Kentucky Gov. Sounds Dire Warning On COVID-19: Hospitals Reaching 'Critical Point'
KEY POINTS
- More than 460 COVID-19 patients are in ICU care across Kentucky: Beshear
- At least 21 hospitals have reported staffing shortages
- Beshear said hospital capacity is running out and urged residents to get vaccinated
- The state reported a record-high increase in ICU admissions Wednesday
Kentucky Gov. Andy Beshear said Thursday that hospitals are at risk of losing capacity and staff as the state grapples with an influx of COVID-19 cases to treat.
Beshear, a Democrat, said hospitals across Kentucky are reaching a “critical point” and the Delta variant is “burning through our population,” the Associated Press reported. “Our hospital capacity, really the capacity that we have based on the staffing that we have, is reaching a critical point,” he said. He warned that if the situation doesn’t change, “we are going to be out of hospital capacity, very, very soon.”
The governor further revealed that at Elizabethtown’s Baptist Health Hardin, 91 COVID-19 patients were reported Thursday. The number is a significant increase from a daily record-high in hospitalizations reported in December. Baptist Health Hardin has 120 ICU beds, and only two are unoccupied.
On Wednesday, Beshear had said that there were 466 COVID-19 patients in ICUs across the state, marking the highest number of ICU admissions in Kentucky since the pandemic started. More than 1,650 COVID-19 patients are hospitalized in the state.
Over the last 24 hours, Kentucky recorded 4,836 new confirmed coronavirus cases and nine deaths linked to the disease. A day earlier, the state reported 3,576 new infections.
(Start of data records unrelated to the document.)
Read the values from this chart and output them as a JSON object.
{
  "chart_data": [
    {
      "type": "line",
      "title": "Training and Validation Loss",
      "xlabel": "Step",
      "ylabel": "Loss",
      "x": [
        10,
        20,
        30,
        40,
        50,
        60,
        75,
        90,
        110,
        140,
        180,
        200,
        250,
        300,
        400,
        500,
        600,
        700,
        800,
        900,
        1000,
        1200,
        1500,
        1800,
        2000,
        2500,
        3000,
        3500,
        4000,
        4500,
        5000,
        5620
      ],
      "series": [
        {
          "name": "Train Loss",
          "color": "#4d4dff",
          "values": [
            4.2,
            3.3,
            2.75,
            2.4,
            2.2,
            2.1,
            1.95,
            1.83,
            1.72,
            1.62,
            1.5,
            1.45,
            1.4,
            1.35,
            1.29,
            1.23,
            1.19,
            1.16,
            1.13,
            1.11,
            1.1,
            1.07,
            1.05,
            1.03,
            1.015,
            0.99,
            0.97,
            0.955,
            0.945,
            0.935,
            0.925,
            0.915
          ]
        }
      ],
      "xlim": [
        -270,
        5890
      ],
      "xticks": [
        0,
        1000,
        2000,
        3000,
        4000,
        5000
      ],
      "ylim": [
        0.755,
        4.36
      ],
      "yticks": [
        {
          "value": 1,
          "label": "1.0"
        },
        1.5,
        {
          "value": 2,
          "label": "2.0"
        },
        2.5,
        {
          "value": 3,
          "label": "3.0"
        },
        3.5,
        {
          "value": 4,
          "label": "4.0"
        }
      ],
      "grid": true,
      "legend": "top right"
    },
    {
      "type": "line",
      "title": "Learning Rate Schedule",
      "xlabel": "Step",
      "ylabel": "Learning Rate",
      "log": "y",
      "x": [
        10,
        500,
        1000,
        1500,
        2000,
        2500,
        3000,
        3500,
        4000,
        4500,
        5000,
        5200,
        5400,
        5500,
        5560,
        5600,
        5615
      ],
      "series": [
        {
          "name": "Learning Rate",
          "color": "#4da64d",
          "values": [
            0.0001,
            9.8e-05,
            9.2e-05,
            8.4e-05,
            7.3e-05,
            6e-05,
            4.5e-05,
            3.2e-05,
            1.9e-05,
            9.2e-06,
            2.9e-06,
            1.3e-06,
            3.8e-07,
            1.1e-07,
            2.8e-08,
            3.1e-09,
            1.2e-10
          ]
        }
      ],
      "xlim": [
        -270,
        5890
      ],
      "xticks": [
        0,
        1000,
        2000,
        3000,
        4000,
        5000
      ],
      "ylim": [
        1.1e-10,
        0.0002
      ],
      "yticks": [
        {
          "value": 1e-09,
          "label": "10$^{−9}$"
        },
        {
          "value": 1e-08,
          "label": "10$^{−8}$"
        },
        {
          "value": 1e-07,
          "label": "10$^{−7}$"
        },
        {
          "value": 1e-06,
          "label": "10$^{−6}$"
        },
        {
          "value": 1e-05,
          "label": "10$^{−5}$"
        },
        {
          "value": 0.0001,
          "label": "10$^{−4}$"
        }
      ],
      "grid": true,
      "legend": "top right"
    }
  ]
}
Most of Wednesday’s confirmed cases were among patients aged between 10 and 19, further proving warnings from health officials about young people being more vulnerable to the highly contagious Delta variant.
Aside from the surging number of ICU hospitalizations, Kentucky’s positivity rate has also increased from 11.57 percent to 12.75 percent compared to Thursday last week, NBC affiliate WLEX-TV reported. Furthermore, at least 21 Kentucky hospitals have reported critical shortages in staffing, adding pressure to the already weak ICU bed situation. It’s not just general health care staffing faced with shortages, but also emergency medical staffing, Beshear said.
The state of around 4.5 million residents has so far vaccinated 2,436,044 Kentuckians. However, there is still much concern about the surging number of cases with the spread of the Delta variant. Kentucky has reported more than 530,000 confirmed COVID-19 cases and over 7,400 deaths since the start of the pandemic.
Meanwhile, the United States remains the hardest-hit country in the world, with nearly 37,300,000 confirmed COVID-19 cases and more than 625,000 deaths, according to Johns Hopkins University data. India follows behind with more than 32,300,000 infections, and Brazil is in the third spot with more than 20 million cases.